Over 10,500 Zimbra servers still vulnerable to actively-exploited XSS as CISA gives federal agencies just three days to patch (CVE-2025-48700)

Shadowserver scan data published Friday shows over 10,500 Zimbra Collaboration Suite instances still unpatched against CVE-2025-48700, a Classic-UI XSS that Synacor fixed in June 2025 but CISA only added to KEV on April 20. Exposed servers split nearly evenly between Asia (3,794) and Europe (3,793).

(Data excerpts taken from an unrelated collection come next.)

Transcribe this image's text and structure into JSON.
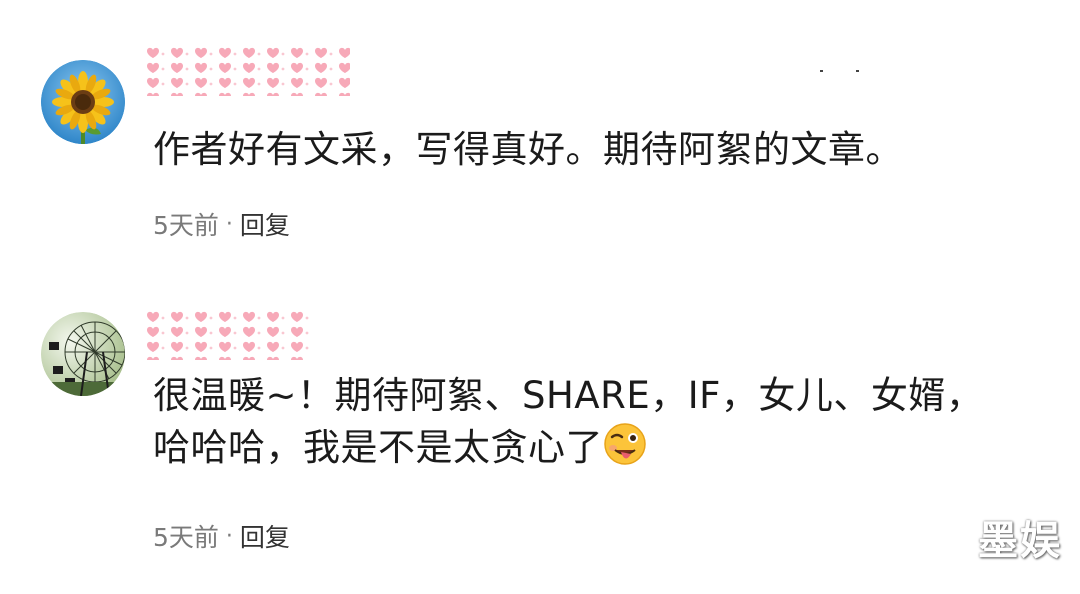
{
  "comments": [
    {
      "avatar": "sunflower-avatar",
      "text_lines": [
        "作者好有文采，写得真好。期待阿絮的文章。"
      ],
      "time": "5天前",
      "separator": "·",
      "reply_label": "回复"
    },
    {
      "avatar": "ferris-wheel-avatar",
      "text_lines": [
        "很温暖~！期待阿絮、SHARE，IF，女儿、女婿，",
        "哈哈哈，我是不是太贪心了"
      ],
      "emoji": "winking-tongue-emoji",
      "time": "5天前",
      "separator": "·",
      "reply_label": "回复"
    }
  ],
  "watermark": "墨娱",
  "colors": {
    "redact_heart": "#f7a9b8",
    "meta_gray": "#7a7a7a",
    "text": "#1b1b1b"
  }
}
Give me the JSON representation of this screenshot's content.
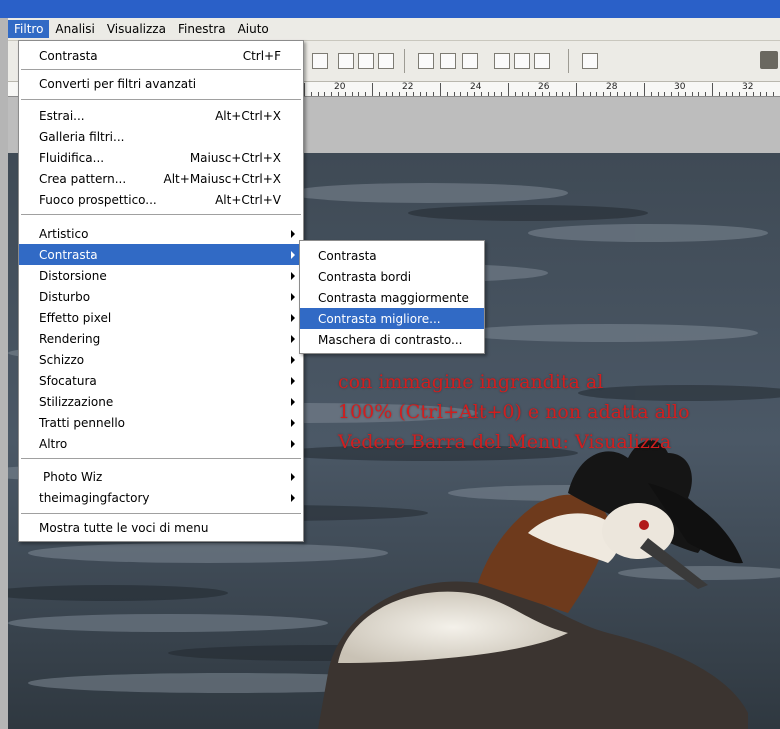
{
  "menubar": {
    "items": [
      "Filtro",
      "Analisi",
      "Visualizza",
      "Finestra",
      "Aiuto"
    ]
  },
  "ruler": {
    "labels": [
      "20",
      "22",
      "24",
      "26",
      "28",
      "30",
      "32"
    ]
  },
  "filter_menu": {
    "items": [
      {
        "label": "Contrasta",
        "shortcut": "Ctrl+F"
      },
      {
        "label": "Converti per filtri avanzati",
        "shortcut": ""
      },
      {
        "label": "Estrai...",
        "shortcut": "Alt+Ctrl+X"
      },
      {
        "label": "Galleria filtri...",
        "shortcut": ""
      },
      {
        "label": "Fluidifica...",
        "shortcut": "Maiusc+Ctrl+X"
      },
      {
        "label": "Crea pattern...",
        "shortcut": "Alt+Maiusc+Ctrl+X"
      },
      {
        "label": "Fuoco prospettico...",
        "shortcut": "Alt+Ctrl+V"
      },
      {
        "label": "Artistico",
        "shortcut": ""
      },
      {
        "label": "Contrasta",
        "shortcut": ""
      },
      {
        "label": "Distorsione",
        "shortcut": ""
      },
      {
        "label": "Disturbo",
        "shortcut": ""
      },
      {
        "label": "Effetto pixel",
        "shortcut": ""
      },
      {
        "label": "Rendering",
        "shortcut": ""
      },
      {
        "label": "Schizzo",
        "shortcut": ""
      },
      {
        "label": "Sfocatura",
        "shortcut": ""
      },
      {
        "label": "Stilizzazione",
        "shortcut": ""
      },
      {
        "label": "Tratti pennello",
        "shortcut": ""
      },
      {
        "label": "Altro",
        "shortcut": ""
      },
      {
        "label": "Photo Wiz",
        "shortcut": ""
      },
      {
        "label": "theimagingfactory",
        "shortcut": ""
      },
      {
        "label": "Mostra tutte le voci di menu",
        "shortcut": ""
      }
    ]
  },
  "submenu": {
    "items": [
      {
        "label": "Contrasta"
      },
      {
        "label": "Contrasta bordi"
      },
      {
        "label": "Contrasta maggiormente"
      },
      {
        "label": "Contrasta migliore..."
      },
      {
        "label": "Maschera di contrasto..."
      }
    ]
  },
  "overlay": {
    "lines": [
      "con immagine ingrandita al",
      "100% (Ctrl+Alt+0) e non adatta allo",
      "Vedere Barra del Menu: Visualizza"
    ]
  },
  "colors": {
    "menu_highlight": "#316ac5",
    "title_bar": "#2a60c8",
    "overlay_text": "#d11e1e"
  },
  "icons": [
    "align-top-edges-icon",
    "align-vertical-centers-icon",
    "align-bottom-edges-icon",
    "distribute-icon",
    "auto-align-icon",
    "palette-icon"
  ]
}
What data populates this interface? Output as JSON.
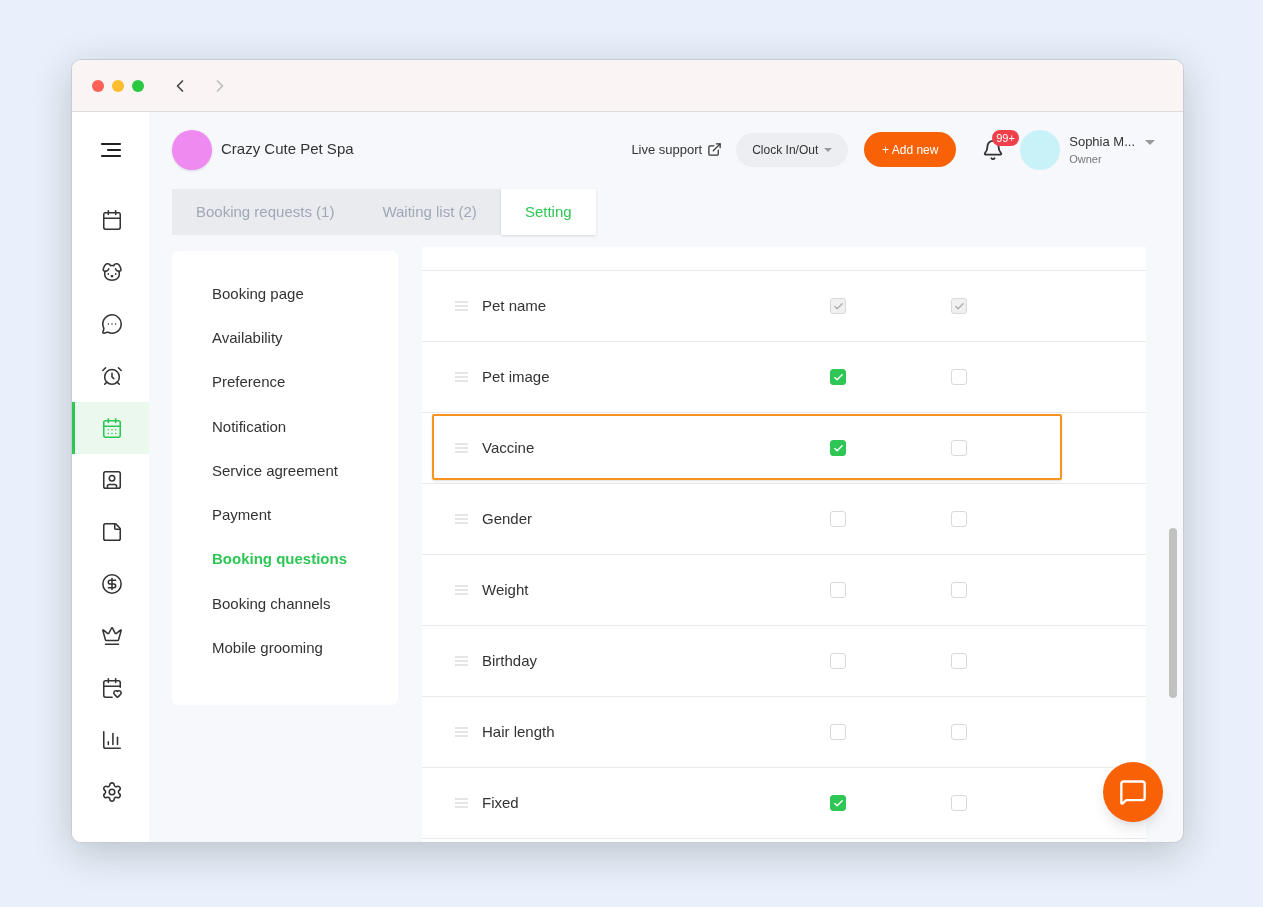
{
  "nav": {
    "back_enabled": true,
    "forward_enabled": false
  },
  "sidebar": {
    "items": [
      {
        "kind": "calendar",
        "selected": false
      },
      {
        "kind": "dog",
        "selected": false
      },
      {
        "kind": "chat",
        "selected": false
      },
      {
        "kind": "alarm",
        "selected": false
      },
      {
        "kind": "booking",
        "selected": true
      },
      {
        "kind": "badge",
        "selected": false
      },
      {
        "kind": "note",
        "selected": false
      },
      {
        "kind": "dollar",
        "selected": false
      },
      {
        "kind": "crown",
        "selected": false
      },
      {
        "kind": "heart-calendar",
        "selected": false
      },
      {
        "kind": "chart",
        "selected": false
      },
      {
        "kind": "settings",
        "selected": false
      }
    ]
  },
  "header": {
    "business_name": "Crazy Cute Pet Spa",
    "live_support": "Live support",
    "clock_button": "Clock In/Out",
    "add_button": "+ Add new",
    "notification_count": "99+",
    "user_name": "Sophia M...",
    "user_role": "Owner"
  },
  "tabs": [
    {
      "label": "Booking requests (1)",
      "selected": false
    },
    {
      "label": "Waiting list (2)",
      "selected": false
    },
    {
      "label": "Setting",
      "selected": true
    }
  ],
  "settings_menu": [
    {
      "label": "Booking page",
      "selected": false
    },
    {
      "label": "Availability",
      "selected": false
    },
    {
      "label": "Preference",
      "selected": false
    },
    {
      "label": "Notification",
      "selected": false
    },
    {
      "label": "Service agreement",
      "selected": false
    },
    {
      "label": "Payment",
      "selected": false
    },
    {
      "label": "Booking questions",
      "selected": true
    },
    {
      "label": "Booking channels",
      "selected": false
    },
    {
      "label": "Mobile grooming",
      "selected": false
    }
  ],
  "questions": [
    {
      "label": "Pet name",
      "highlighted": false,
      "column_1": {
        "checked": true,
        "disabled": true
      },
      "column_2": {
        "checked": true,
        "disabled": true
      }
    },
    {
      "label": "Pet image",
      "highlighted": false,
      "column_1": {
        "checked": true,
        "disabled": false
      },
      "column_2": {
        "checked": false,
        "disabled": false
      }
    },
    {
      "label": "Vaccine",
      "highlighted": true,
      "column_1": {
        "checked": true,
        "disabled": false
      },
      "column_2": {
        "checked": false,
        "disabled": false
      }
    },
    {
      "label": "Gender",
      "highlighted": false,
      "column_1": {
        "checked": false,
        "disabled": false
      },
      "column_2": {
        "checked": false,
        "disabled": false
      }
    },
    {
      "label": "Weight",
      "highlighted": false,
      "column_1": {
        "checked": false,
        "disabled": false
      },
      "column_2": {
        "checked": false,
        "disabled": false
      }
    },
    {
      "label": "Birthday",
      "highlighted": false,
      "column_1": {
        "checked": false,
        "disabled": false
      },
      "column_2": {
        "checked": false,
        "disabled": false
      }
    },
    {
      "label": "Hair length",
      "highlighted": false,
      "column_1": {
        "checked": false,
        "disabled": false
      },
      "column_2": {
        "checked": false,
        "disabled": false
      }
    },
    {
      "label": "Fixed",
      "highlighted": false,
      "column_1": {
        "checked": true,
        "disabled": false
      },
      "column_2": {
        "checked": false,
        "disabled": false
      }
    }
  ]
}
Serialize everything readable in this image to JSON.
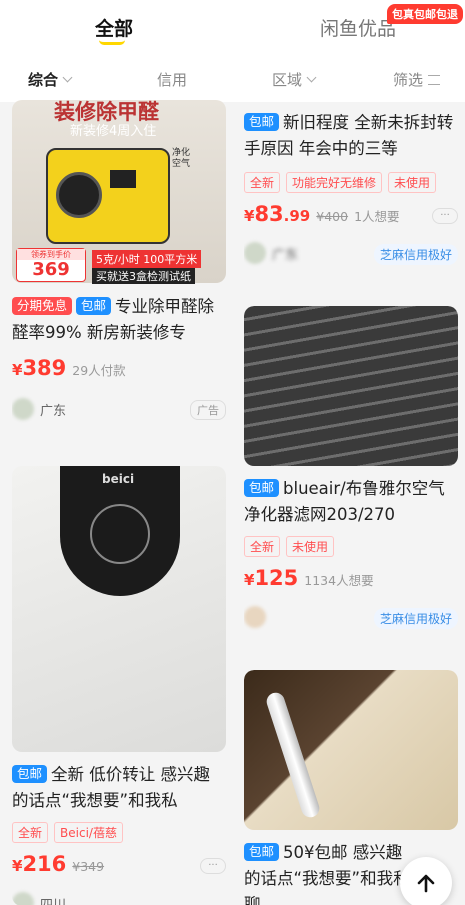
{
  "top_tabs": {
    "active": "全部",
    "inactive": "闲鱼优品",
    "promo_badge": "包真包邮包退"
  },
  "filters": [
    "综合",
    "信用",
    "区域",
    "筛选"
  ],
  "cards": {
    "left1": {
      "image_headline": "装修除甲醛",
      "image_subline": "新装修4周入住",
      "image_side_text": "净化空气",
      "image_price_label": "领券到手价",
      "image_price": "369",
      "image_banner_1": "5克/小时 100平方米",
      "image_banner_2": "买就送3盒检测试纸",
      "tag1": "分期免息",
      "tag2": "包邮",
      "title": "专业除甲醛除醛率99% 新房新装修专",
      "currency": "¥",
      "price": "389",
      "paid": "29人付款",
      "seller": "广东",
      "ad": "广告"
    },
    "left2": {
      "brand_on_image": "beici",
      "tag": "包邮",
      "title": "全新 低价转让 感兴趣的话点“我想要”和我私",
      "chips": [
        "全新",
        "Beici/蓓慈"
      ],
      "currency": "¥",
      "price": "216",
      "old_price": "¥349",
      "seller": "四川",
      "more": "···"
    },
    "right1": {
      "tag": "包邮",
      "title": "新旧程度 全新未拆封转手原因 年会中的三等",
      "chips": [
        "全新",
        "功能完好无维修",
        "未使用"
      ],
      "currency": "¥",
      "price": "83",
      "cents": ".99",
      "old_price": "¥400",
      "want": "1人想要",
      "seller": "广东",
      "credit": "芝麻信用极好",
      "more": "···"
    },
    "right2": {
      "tag": "包邮",
      "title": "blueair/布鲁雅尔空气净化器滤网203/270",
      "chips": [
        "全新",
        "未使用"
      ],
      "currency": "¥",
      "price": "125",
      "want": "1134人想要",
      "credit": "芝麻信用极好"
    },
    "right3": {
      "tag": "包邮",
      "title": "50¥包邮 感兴趣的话点“我想要”和我私聊"
    }
  }
}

The flaw triggers when a victim simply views a crafted email - no clicks - and runs JavaScript inside their authenticated session for mailbox theft and MFA backup-code retrieval. Zimbra is a recurring APT target: Russia's Winter Vivern, APT29, and APT28 have all run Zimbra-XSS campaigns against NATO and Ukrainian targets.

Check
If you run Zimbra anywhere - including subsidiaries, acquired companies, and overseas regional offices - confirm patch status against CVE-2025-48700 today.
Affected
Zimbra Collaboration Suite 8.8.15, 9.0, 10.0, and 10.1 without the June 2025 security patches. Exploitation requires a user to view a crafted email in the Classic UI; servers using only the Modern UI are not exposed via this specific flaw, but related issues are addressed by the same patch. CVSS 6.1.
Fix
Apply the June 2025 patches across all instances. Where immediate patching is impossible, switch users to the Modern UI as a stopgap and remove webmail from direct internet exposure. Audit the past 60 days of mailbox audit logs for unusual TGZ archive creation, MFA backup-code retrieval, application-password generation, and bulk address-book access. Rotate application passwords issued during the vulnerable window.